Local ownership is increasingly recognized as a key element in the long-term sustainability of post-conflict peacebuilding. In practice, however, local ownership has been understood narrowly as a process through which domestic elites in post-conflict states are expected to implement key elements of what has come to be known as the ‘liberal peace’. Recent experience in Kosovo, Afghanistan, and elsewhere suggest that this conception of local ownership rests on questionable assumptions about the willingness of domestic actors to take ownership over external models of reform. Drawing on examples from a range of recent peacebuilding processes, I re-conceptualise local ownership in terms of the ways in which agency is exercised by a diverse range of local actors throughout the post-conflict period, in ways that can both support and undermine the broader peacebuilding process. Viewing ownership as part as an ongoing struggle for influence, authority and legitimacy across the international-local divide not only better captures the reality of contemporary peacebuilding processes, it also suggests the need for less paternalistic forms of outside engagement with post-conflict societies.
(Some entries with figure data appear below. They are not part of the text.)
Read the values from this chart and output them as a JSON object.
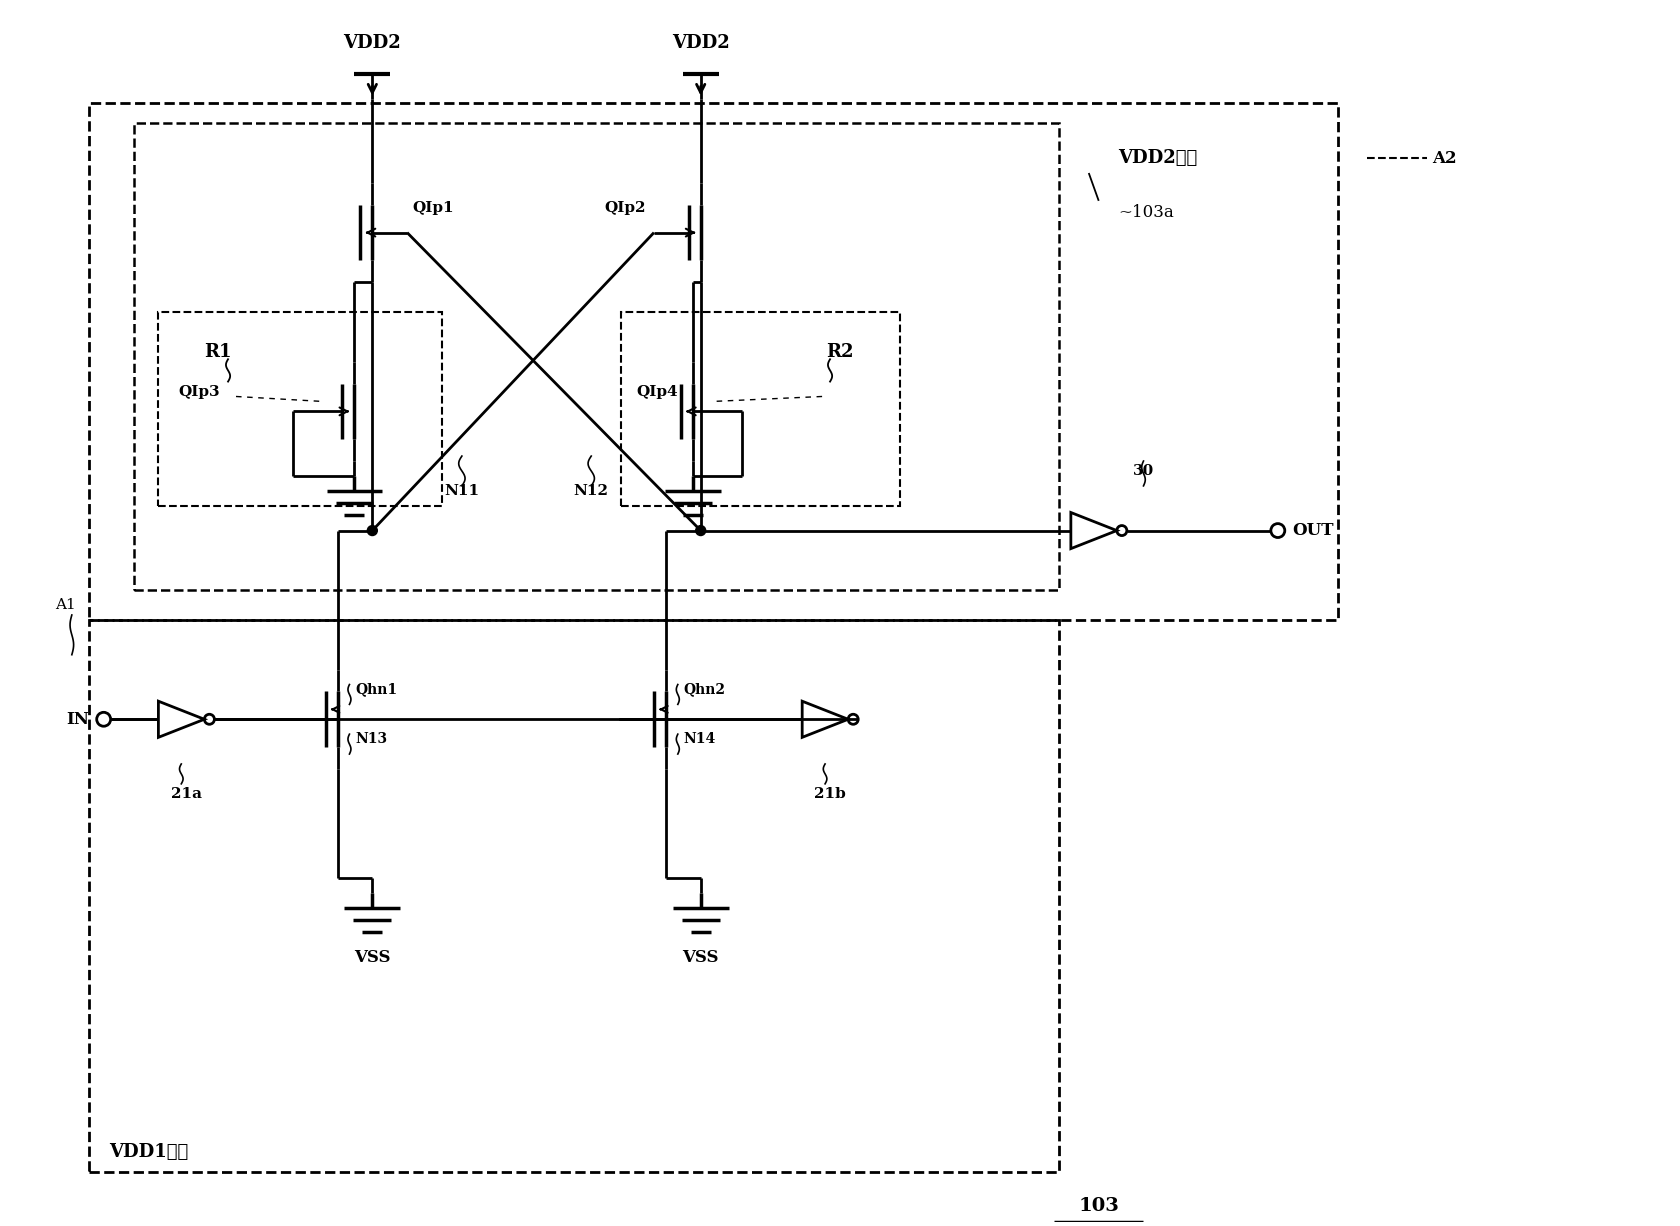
{
  "background": "#ffffff",
  "figsize": [
    16.81,
    12.26
  ],
  "dpi": 100,
  "lw": 2.0,
  "labels": {
    "VDD2_left": "VDD2",
    "VDD2_right": "VDD2",
    "VSS_left": "VSS",
    "VSS_right": "VSS",
    "R1": "R1",
    "R2": "R2",
    "QIp1": "QIp1",
    "QIp2": "QIp2",
    "QIp3": "QIp3",
    "QIp4": "QIp4",
    "N11": "N11",
    "N12": "N12",
    "N13": "N13",
    "N14": "N14",
    "Qhn1": "Qhn1",
    "Qhn2": "Qhn2",
    "IN": "IN",
    "OUT": "OUT",
    "21a": "21a",
    "21b": "21b",
    "30": "30",
    "A1": "A1",
    "A2": "A2",
    "103a": "~103a",
    "103": "103",
    "VDD2sys": "VDD2系统",
    "VDD1sys": "VDD1系统"
  }
}
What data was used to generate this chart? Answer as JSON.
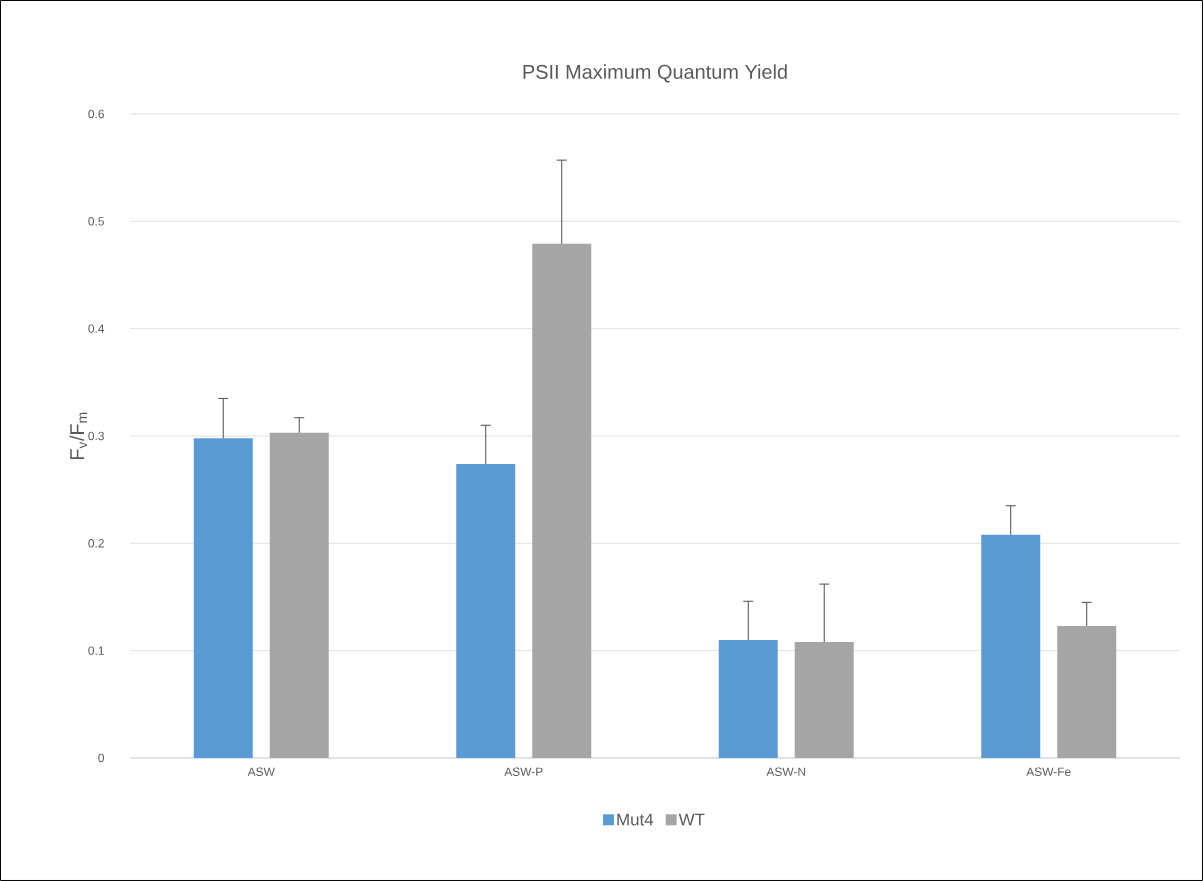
{
  "chart_data": {
    "type": "bar",
    "title": "PSII Maximum Quantum Yield",
    "ylabel": "F$_{v}$/F$_{m}$",
    "categories": [
      "ASW",
      "ASW-P",
      "ASW-N",
      "ASW-Fe"
    ],
    "series": [
      {
        "name": "Mut4",
        "color": "#5b9bd5",
        "values": [
          0.298,
          0.274,
          0.11,
          0.208
        ],
        "errors": [
          [
            0.298,
            0.335
          ],
          [
            0.274,
            0.31
          ],
          [
            0.11,
            0.146
          ],
          [
            0.208,
            0.235
          ]
        ]
      },
      {
        "name": "WT",
        "color": "#a5a5a5",
        "values": [
          0.303,
          0.479,
          0.108,
          0.123
        ],
        "errors": [
          [
            0.303,
            0.317
          ],
          [
            0.479,
            0.557
          ],
          [
            0.108,
            0.162
          ],
          [
            0.123,
            0.145
          ]
        ]
      }
    ],
    "ylim": [
      0,
      0.6
    ],
    "yticks": [
      0,
      0.1,
      0.2,
      0.3,
      0.4,
      0.5,
      0.6
    ],
    "grid": "y",
    "legend": "bottom"
  }
}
Timothy Donais is an assistant professor of political science at the University of Windsor, with a specialization in peace and conflict studies. His current research focuses on post-conflict peacebuilding, with a particular emphasis on questions of ‘local ownership’ in peacebuilding processes. In addition, he has written extensively about the peacebuilding process in Bosnia-Herzegovina, and maintains an active research interest in the broader Balkan region. His work has appeared in journals such as Conflict, Security and Development, International Journal, and Civil Wars, and he is the author of The Political Economy of Peacebuilding in Post-Dayton Bosnia, published by Routledge in 2005.